I can think of a few anilines which are OTC and might be suitable for the procedure, most notably benzocaine, aka ethyl para-aminobenzoate, but also 3-aminopyridine, from the Hofmann degradation of nicotinamide, and 4-amino-2,5-dimethylpyrimidine, from the reduction of thiamin. I am a little unsure of how the use of heterocycles affects the formation of sulfonyl halides, but usually pyridine and pyrimidine behave like electron-deficient benzene in aromatic substitutions. Unsubstituted aniline works as well, with lower yield. Para-trifluoromethylaniline might be obtained by rxn of para-chlorobenzotrifluoride, an ink solvent, with ammonia, though I'm not clear on the details of such a rxn.

This reaction is considered a special case of the Meerwein arylation with diazonium ions, where the substrate is sulfur dioxide. A modification by Prinsen using dioxane as the solvent claims increased yields on less activated anilines; attached.

Attachment: prinsen1965.pdf (296kB)
This file has been downloaded 440 times


KiWiki - 16-12-2017 at 00:24

Note 4 seems the same procedure however this complete reaction will take about 8 to 10 hours, not just 4 hours as mentioned by Klute.

First step: Purification of TsCl
Dissolve crude TsCl in bz/tol, wash the organic phase with 5% NaOH to remove TsOH. Dry it over MgSO4 and filter the organic phase again over MgSO4. Remove the toluene completly by vacuum destillation. Dissolve the solid pure TsCl in DCM (heating required).

After evaporation of DCM the EXACT amount of pure TsCl is necessary to calculate the equimolar amount of 25% NaOH solution.

Because MeOH acts as both solvent and reagens, it’s unimportant to calculate the exact molar ratio of this. Instead use MeOH in excess (follow the procedure)

Once this reaction is running for hours, you still have a destillation apparatus to start another reaction. I strongly recommend to don’t waste your time to sit down all the time.

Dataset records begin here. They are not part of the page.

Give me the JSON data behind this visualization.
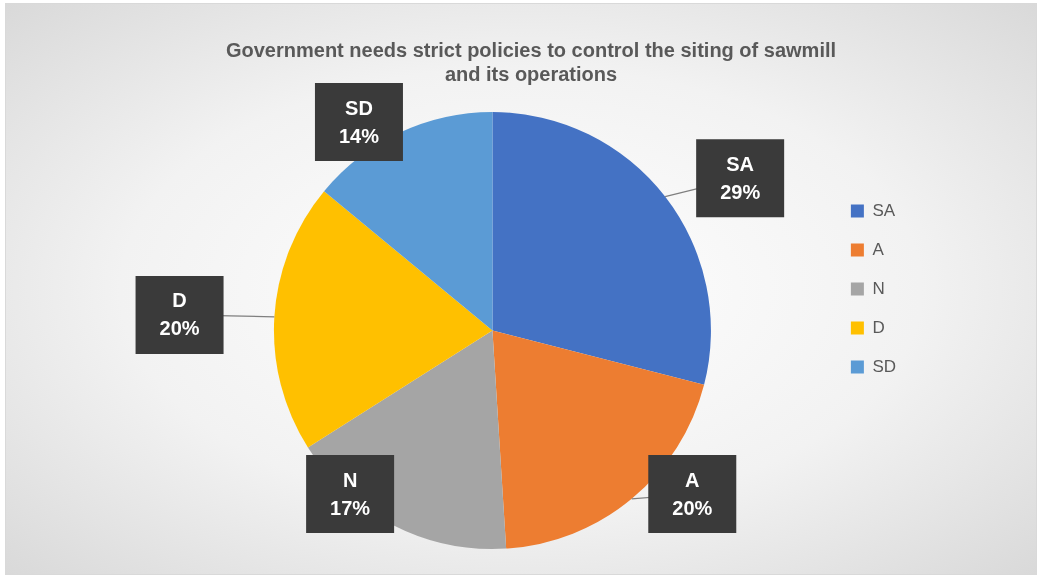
{
  "chart_data": {
    "type": "pie",
    "title": "Government needs strict policies to control the siting of sawmill and its operations",
    "categories": [
      "SA",
      "A",
      "N",
      "D",
      "SD"
    ],
    "values": [
      29,
      20,
      17,
      20,
      14
    ],
    "colors": [
      "#4472c4",
      "#ed7d31",
      "#a5a5a5",
      "#ffc000",
      "#5b9bd5"
    ],
    "value_labels": [
      "29%",
      "20%",
      "17%",
      "20%",
      "14%"
    ],
    "legend": "right"
  }
}
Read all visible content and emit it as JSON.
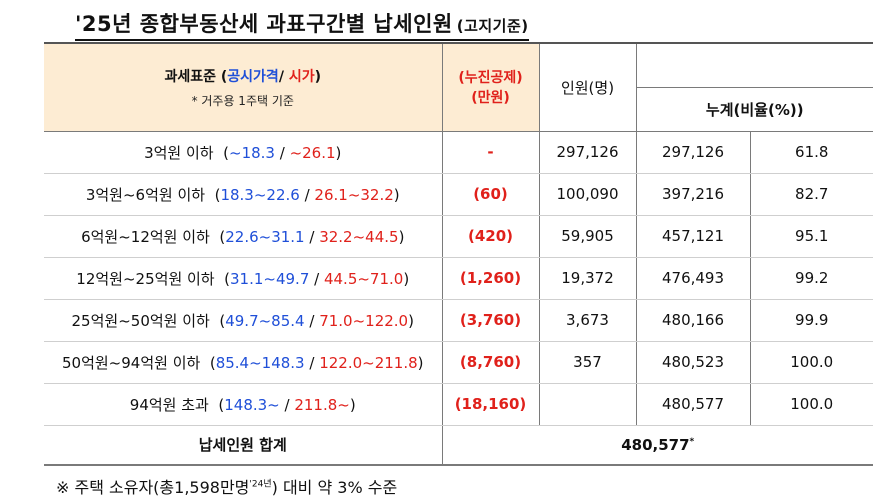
{
  "title": {
    "main": "'25년 종합부동산세 과표구간별 납세인원",
    "note": "(고지기준)"
  },
  "header": {
    "col1_label": "과세표준 (",
    "col1_blue": "공시가격",
    "col1_sep": "/ ",
    "col1_red": "시가",
    "col1_close": ")",
    "col1_sub": "* 거주용 1주택 기준",
    "col2_line1": "(누진공제)",
    "col2_line2": "(만원)",
    "col3": "인원(명)",
    "col4": "누계(비율(%))"
  },
  "rows": [
    {
      "label": "3억원 이하",
      "blue": "~18.3",
      "red": "~26.1",
      "deduct": "-",
      "count": "297,126",
      "cum": "297,126",
      "pct": "61.8"
    },
    {
      "label": "3억원~6억원 이하",
      "blue": "18.3~22.6",
      "red": "26.1~32.2",
      "deduct": "(60)",
      "count": "100,090",
      "cum": "397,216",
      "pct": "82.7"
    },
    {
      "label": "6억원~12억원 이하",
      "blue": "22.6~31.1",
      "red": "32.2~44.5",
      "deduct": "(420)",
      "count": "59,905",
      "cum": "457,121",
      "pct": "95.1"
    },
    {
      "label": "12억원~25억원 이하",
      "blue": "31.1~49.7",
      "red": "44.5~71.0",
      "deduct": "(1,260)",
      "count": "19,372",
      "cum": "476,493",
      "pct": "99.2"
    },
    {
      "label": "25억원~50억원 이하",
      "blue": "49.7~85.4",
      "red": "71.0~122.0",
      "deduct": "(3,760)",
      "count": "3,673",
      "cum": "480,166",
      "pct": "99.9"
    },
    {
      "label": "50억원~94억원 이하",
      "blue": "85.4~148.3",
      "red": "122.0~211.8",
      "deduct": "(8,760)",
      "count": "357",
      "cum": "480,523",
      "pct": "100.0"
    },
    {
      "label": "94억원 초과",
      "blue": "148.3~",
      "red": "211.8~",
      "deduct": "(18,160)",
      "count": "",
      "cum": "480,577",
      "pct": "100.0"
    }
  ],
  "total": {
    "label": "납세인원 합계",
    "value": "480,577",
    "mark": "*"
  },
  "footer": {
    "text_a": "※ 주택 소유자(총1,598만명",
    "sup": "'24년",
    "text_b": ") 대비 약 3% 수준"
  }
}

Improvements (second run):

1. Use equimolar amounts of NaOH and TsCl. The only way to do that is to purify TsCl, this takes about 2-3 hours.

2. Once you reach the first neutral point then not all your NaOH is consumed as this reaction proceeds further and continues to release HCl from unreacted TsCl. Measure the pH every 20 minutes or so and stay adding dropwise 25% NaOH as the reaction continues untill all your 25% NaOH is consumed.